Les membres de Vie Active se trouvent quant à eux dans une position délicate : d’une part, l’organe est composé d’anciens bénévoles qui connaissent très bien le terrain et ses problématiques et qui avaient tissé des liens avec les nombreux Afghans, Erythréens et Ethopiens majoritairement présents sur place . « Les migrants se sentent trahis, ils avaient confiance en eux . Ils vivent mal de voir ces bénévoles qui travaillent pour un Etat qui ne veut pas d’eux, qui les maltraite. Ils se sentent abandonnés de partout », témoigne Marion. D’autre part, l’étudiante confie que parmi les membres de Vie Active, certains ne sont pas en accord avec les mesures prises par Emmanuel Macron mais agissent avec pragmatisme : « Ce sont des gens qui connaissent très bien le terrain et qui sont là depuis plusieurs années. Ils se disent que c’est mieux que ce soit eux qui se chargent de la distribution des repas plutôt que des personnes inexpérimentées qui risqueraient d’être débordées ».
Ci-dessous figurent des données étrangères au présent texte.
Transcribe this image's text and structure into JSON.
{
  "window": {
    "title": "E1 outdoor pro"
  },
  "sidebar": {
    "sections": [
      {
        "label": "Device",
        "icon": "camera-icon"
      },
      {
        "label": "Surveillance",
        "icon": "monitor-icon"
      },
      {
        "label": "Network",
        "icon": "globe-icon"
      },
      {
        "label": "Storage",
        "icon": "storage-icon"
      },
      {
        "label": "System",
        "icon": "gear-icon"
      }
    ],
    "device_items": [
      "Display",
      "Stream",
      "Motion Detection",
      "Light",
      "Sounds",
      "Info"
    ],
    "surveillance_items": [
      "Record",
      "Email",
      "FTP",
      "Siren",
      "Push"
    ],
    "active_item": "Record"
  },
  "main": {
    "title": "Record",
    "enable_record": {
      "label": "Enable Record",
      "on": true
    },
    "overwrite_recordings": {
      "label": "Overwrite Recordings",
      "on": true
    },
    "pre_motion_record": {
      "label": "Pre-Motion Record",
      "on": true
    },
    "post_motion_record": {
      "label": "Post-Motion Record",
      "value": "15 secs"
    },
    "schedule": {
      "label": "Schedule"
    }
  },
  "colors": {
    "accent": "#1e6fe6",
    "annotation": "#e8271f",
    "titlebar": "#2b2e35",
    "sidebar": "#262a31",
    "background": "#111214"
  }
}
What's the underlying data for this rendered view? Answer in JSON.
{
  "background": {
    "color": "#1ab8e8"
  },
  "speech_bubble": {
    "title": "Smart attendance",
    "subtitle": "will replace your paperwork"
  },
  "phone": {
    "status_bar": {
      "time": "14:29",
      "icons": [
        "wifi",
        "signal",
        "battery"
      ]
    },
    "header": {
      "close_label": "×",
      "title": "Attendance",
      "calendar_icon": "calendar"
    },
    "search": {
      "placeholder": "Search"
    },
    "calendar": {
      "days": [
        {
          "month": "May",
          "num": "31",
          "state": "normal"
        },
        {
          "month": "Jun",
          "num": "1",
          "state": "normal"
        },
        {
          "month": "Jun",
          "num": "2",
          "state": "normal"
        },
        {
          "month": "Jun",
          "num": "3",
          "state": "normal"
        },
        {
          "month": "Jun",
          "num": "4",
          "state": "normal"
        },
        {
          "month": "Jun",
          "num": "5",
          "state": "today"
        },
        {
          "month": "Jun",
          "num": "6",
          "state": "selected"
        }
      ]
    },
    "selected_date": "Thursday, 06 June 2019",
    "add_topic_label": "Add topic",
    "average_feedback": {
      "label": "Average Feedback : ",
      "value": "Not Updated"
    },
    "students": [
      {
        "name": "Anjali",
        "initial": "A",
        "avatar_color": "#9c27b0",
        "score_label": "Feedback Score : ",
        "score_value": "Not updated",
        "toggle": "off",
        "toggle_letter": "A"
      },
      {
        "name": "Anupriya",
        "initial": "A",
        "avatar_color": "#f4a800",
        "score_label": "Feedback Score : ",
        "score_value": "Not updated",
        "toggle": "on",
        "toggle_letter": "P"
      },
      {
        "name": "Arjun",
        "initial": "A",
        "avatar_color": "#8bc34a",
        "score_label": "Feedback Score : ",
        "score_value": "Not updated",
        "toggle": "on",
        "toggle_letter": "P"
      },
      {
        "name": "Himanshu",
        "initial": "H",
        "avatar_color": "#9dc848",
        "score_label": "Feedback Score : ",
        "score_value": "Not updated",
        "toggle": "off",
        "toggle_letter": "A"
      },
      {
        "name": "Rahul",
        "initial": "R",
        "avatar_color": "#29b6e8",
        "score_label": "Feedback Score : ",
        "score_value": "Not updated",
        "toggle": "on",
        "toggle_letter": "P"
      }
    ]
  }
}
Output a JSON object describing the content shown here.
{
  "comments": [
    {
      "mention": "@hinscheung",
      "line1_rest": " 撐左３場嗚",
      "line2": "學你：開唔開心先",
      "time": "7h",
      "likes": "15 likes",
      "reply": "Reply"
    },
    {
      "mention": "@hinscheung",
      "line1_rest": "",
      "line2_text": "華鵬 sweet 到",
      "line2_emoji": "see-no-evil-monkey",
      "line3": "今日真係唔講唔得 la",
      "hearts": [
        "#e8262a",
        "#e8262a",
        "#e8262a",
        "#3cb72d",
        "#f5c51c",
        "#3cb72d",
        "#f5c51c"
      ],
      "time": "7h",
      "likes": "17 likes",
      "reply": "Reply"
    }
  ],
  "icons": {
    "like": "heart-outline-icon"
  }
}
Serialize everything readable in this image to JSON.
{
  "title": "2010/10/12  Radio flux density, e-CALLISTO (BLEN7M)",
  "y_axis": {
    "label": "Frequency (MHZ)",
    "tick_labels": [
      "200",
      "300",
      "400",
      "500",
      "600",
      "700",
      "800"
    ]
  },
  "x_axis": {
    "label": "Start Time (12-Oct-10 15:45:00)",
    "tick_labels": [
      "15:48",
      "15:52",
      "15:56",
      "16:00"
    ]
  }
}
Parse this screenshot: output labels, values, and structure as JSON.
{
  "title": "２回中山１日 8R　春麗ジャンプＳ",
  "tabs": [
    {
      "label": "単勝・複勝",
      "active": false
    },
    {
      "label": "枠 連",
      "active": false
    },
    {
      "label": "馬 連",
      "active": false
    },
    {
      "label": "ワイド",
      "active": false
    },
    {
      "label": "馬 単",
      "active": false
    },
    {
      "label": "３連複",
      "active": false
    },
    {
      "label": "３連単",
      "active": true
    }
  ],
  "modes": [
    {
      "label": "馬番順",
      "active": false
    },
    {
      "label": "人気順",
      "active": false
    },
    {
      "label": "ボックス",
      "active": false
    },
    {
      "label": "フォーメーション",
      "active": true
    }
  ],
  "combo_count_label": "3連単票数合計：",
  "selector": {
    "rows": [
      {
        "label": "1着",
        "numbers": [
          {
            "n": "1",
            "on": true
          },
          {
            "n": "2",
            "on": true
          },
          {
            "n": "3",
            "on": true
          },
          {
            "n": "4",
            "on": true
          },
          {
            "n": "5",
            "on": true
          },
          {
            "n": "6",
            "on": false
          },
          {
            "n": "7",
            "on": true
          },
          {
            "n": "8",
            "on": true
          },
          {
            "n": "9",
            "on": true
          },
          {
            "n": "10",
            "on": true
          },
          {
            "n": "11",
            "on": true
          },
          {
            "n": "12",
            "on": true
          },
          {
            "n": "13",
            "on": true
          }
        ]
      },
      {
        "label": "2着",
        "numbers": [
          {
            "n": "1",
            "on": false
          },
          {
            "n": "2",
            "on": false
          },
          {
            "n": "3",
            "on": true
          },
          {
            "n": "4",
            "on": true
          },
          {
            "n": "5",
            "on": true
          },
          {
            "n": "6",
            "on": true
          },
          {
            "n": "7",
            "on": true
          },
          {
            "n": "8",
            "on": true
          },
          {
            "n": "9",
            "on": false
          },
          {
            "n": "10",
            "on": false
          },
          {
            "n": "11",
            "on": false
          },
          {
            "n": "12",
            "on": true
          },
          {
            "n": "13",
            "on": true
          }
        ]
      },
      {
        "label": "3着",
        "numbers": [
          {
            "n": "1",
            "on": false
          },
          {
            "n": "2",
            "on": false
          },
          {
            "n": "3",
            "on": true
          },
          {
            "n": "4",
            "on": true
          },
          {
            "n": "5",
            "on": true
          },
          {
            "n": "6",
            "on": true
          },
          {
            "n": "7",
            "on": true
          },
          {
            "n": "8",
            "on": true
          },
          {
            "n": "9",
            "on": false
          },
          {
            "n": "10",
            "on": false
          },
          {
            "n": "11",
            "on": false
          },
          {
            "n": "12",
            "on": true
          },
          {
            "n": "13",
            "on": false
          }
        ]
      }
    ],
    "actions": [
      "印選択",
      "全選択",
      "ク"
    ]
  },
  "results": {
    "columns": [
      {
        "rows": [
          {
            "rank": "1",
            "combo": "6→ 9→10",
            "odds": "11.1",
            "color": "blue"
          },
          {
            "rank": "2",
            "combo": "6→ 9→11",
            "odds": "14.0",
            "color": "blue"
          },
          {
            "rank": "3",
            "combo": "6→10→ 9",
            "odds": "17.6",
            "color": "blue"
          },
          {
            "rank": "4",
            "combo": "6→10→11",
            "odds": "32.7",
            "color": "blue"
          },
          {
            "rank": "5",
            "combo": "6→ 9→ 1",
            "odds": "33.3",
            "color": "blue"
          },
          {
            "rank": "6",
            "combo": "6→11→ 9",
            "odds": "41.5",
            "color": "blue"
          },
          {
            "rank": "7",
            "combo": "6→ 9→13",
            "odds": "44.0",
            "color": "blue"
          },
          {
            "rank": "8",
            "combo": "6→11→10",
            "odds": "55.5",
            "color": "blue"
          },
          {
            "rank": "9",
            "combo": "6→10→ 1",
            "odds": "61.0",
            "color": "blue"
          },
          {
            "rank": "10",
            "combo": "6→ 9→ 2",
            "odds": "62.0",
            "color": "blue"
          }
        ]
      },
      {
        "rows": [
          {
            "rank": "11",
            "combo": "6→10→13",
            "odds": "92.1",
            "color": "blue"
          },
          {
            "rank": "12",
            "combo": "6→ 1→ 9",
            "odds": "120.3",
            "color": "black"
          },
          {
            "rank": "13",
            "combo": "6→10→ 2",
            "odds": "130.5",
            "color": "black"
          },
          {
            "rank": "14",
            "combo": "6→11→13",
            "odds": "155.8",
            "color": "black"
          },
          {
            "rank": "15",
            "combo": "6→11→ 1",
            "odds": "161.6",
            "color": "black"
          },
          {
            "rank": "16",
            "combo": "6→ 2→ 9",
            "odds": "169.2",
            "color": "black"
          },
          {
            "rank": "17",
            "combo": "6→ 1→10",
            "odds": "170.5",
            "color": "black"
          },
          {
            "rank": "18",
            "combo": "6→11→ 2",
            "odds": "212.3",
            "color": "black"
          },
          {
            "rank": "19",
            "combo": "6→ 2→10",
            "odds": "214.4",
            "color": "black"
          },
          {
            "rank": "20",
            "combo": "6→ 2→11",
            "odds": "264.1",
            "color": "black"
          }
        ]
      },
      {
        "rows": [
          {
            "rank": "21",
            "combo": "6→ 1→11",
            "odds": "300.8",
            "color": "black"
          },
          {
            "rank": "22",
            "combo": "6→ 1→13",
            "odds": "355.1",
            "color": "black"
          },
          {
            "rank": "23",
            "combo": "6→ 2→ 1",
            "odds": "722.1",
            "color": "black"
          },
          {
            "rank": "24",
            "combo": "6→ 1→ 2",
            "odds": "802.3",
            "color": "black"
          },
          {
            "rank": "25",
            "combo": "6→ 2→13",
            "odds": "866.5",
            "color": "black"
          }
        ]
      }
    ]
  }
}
Fatigue physique et psychologique des bénévoles
Aujourd’hui, Marion a décidé de quitter Calais pour un court moment du fait de la fatigue aussi bien physique que psychologique que vivent de nombreux bénévoles. « Les journées sont particulièrement intenses sur le plan émotionnel : le fait d’assister à des démantèlements de camps, de voir la police confisquer le peu d’affaires de ces jeunes hommes qui ont tout quitté pour arriver jusqu’ici, c’est frustrant. On a un sentiment d’impuissance, parfois il m’arrivait de rentrer chez moi et de pleurer pour dire à quel point j’étais mentalement épuisée », confie-t-elle avec une vive émotion dans la voix. Marion ne sait pas encore quand elle retournera œuvrer sur place auprès des migrants qui sont aujourd’hui dans une situation précaire. « Le Président Macron ne respecte pas les droits de l’homme. La France pourrait être condamnée par la Cour Européenne des droits de l’Homme (CEDH) mais rien n’y fait. Ça fait des années que cela dure et rien ne change, j’ai peur que la situation empire encore ». Marion est désormais partie aider le quotidien des exilés dans une autre région, à la Roya, à la frontière avec l’Italie.